Is ANTLR appropriate for building a line-oriented preprocessor like the C preprocessor or m4?

Terence Parr

Greg Lindholm points out:

ANTLR doesn't have a way of specifing start-of-line as part of a rule. Once you have entered a rule you can use a sematic predicate to check what column your at, but this probably doesn't help you.

IMHO ANTLR is not well suited for writing a preprocessor as; 1) Preprocessors are line-oriented and ANTLR isn't. 2) The output of an ANTLR lexer is a token stream where the output of a preprocessor is a character stream (or file) that then gets fed into a lexer.
Terence adds: This is similar to building an HTML lexer/parser. You want to match tags, but what do you do with all the text surrounding the tags? Well, I have built lexers that lump all that so-called CTEXT into a single big token. This may not be optimal, but works pretty well.

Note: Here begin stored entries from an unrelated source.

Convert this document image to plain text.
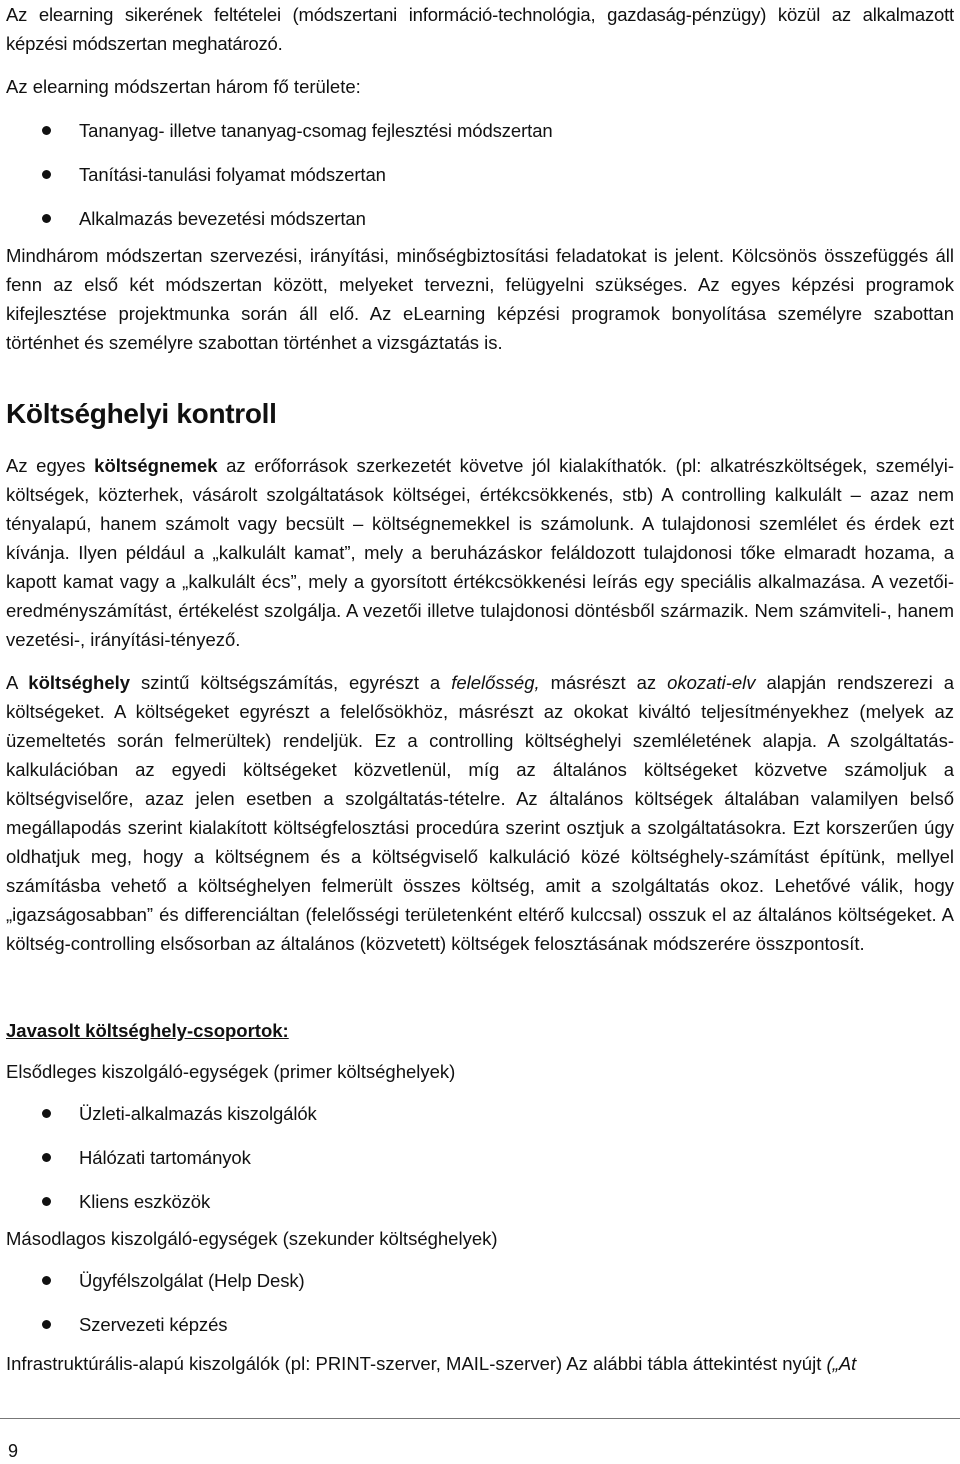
Az elearning sikerének feltételei (módszertani információ-technológia, gazdaság-pénzügy) közül az alkalmazott képzési módszertan meghatározó.

Az elearning módszertan három fő területe:

Tananyag- illetve tananyag-csomag fejlesztési módszertan
Tanítási-tanulási folyamat módszertan
Alkalmazás bevezetési módszertan

Mindhárom módszertan szervezési, irányítási, minőségbiztosítási feladatokat is jelent. Kölcsönös összefüggés áll fenn az első két módszertan között, melyeket tervezni, felügyelni szükséges. Az egyes képzési programok kifejlesztése projektmunka során áll elő. Az eLearning képzési programok bonyolítása személyre szabottan történhet és személyre szabottan történhet a vizsgáztatás is.

Költséghelyi kontroll

Az egyes költségnemek az erőforrások szerkezetét követve jól kialakíthatók. (pl: alkatrészköltségek, személyi-költségek, közterhek, vásárolt szolgáltatások költségei, értékcsökkenés, stb) A controlling kalkulált – azaz nem tényalapú, hanem számolt vagy becsült – költségnemekkel is számolunk. A tulajdonosi szemlélet és érdek ezt kívánja. Ilyen például a „kalkulált kamat”, mely a beruházáskor feláldozott tulajdonosi tőke elmaradt hozama, a kapott kamat vagy a „kalkulált écs”, mely a gyorsított értékcsökkenési leírás egy speciális alkalmazása. A vezetői-eredményszámítást, értékelést szolgálja. A vezetői illetve tulajdonosi döntésből származik. Nem számviteli-, hanem vezetési-, irányítási-tényező.

A költséghely szintű költségszámítás, egyrészt a felelősség, másrészt az okozati-elv alapján rendszerezi a költségeket. A költségeket egyrészt a felelősökhöz, másrészt az okokat kiváltó teljesítményekhez (melyek az üzemeltetés során felmerültek) rendeljük. Ez a controlling költséghelyi szemléletének alapja. A szolgáltatás-kalkulációban az egyedi költségeket közvetlenül, míg az általános költségeket közvetve számoljuk a költségviselőre, azaz jelen esetben a szolgáltatás-tételre. Az általános költségek általában valamilyen belső megállapodás szerint kialakított költségfelosztási procedúra szerint osztjuk a szolgáltatásokra. Ezt korszerűen úgy oldhatjuk meg, hogy a költségnem és a költségviselő kalkuláció közé költséghely-számítást építünk, mellyel számításba vehető a költséghelyen felmerült összes költség, amit a szolgáltatás okoz. Lehetővé válik, hogy „igazságosabban” és differenciáltan (felelősségi területenként eltérő kulccsal) osszuk el az általános költségeket. A költség-controlling elsősorban az általános (közvetett) költségek felosztásának módszerére összpontosít.

Javasolt költséghely-csoportok:

Elsődleges kiszolgáló-egységek (primer költséghelyek)

Üzleti-alkalmazás kiszolgálók
Hálózati tartományok
Kliens eszközök

Másodlagos kiszolgáló-egységek (szekunder költséghelyek)

Ügyfélszolgálat (Help Desk)
Szervezeti képzés

Infrastruktúrális-alapú kiszolgálók (pl: PRINT-szerver, MAIL-szerver) Az alábbi tábla áttekintést nyújt („At

9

Concerning the preprocessor, a strategy that you may want to considered: do a line oriented loop to get input and then when you find a directive in column one, invoke an ANTLR rule to lex or parse just that line :) Works great. I also have built an HTML parser that used regular Java code to pick out the tags and then I used ANTLR to parse the arguments and such within the tags.

This mix-and-match strategy can be very useful in applications where handling the input is easy except for a few items such as preprocessor directives or html tags.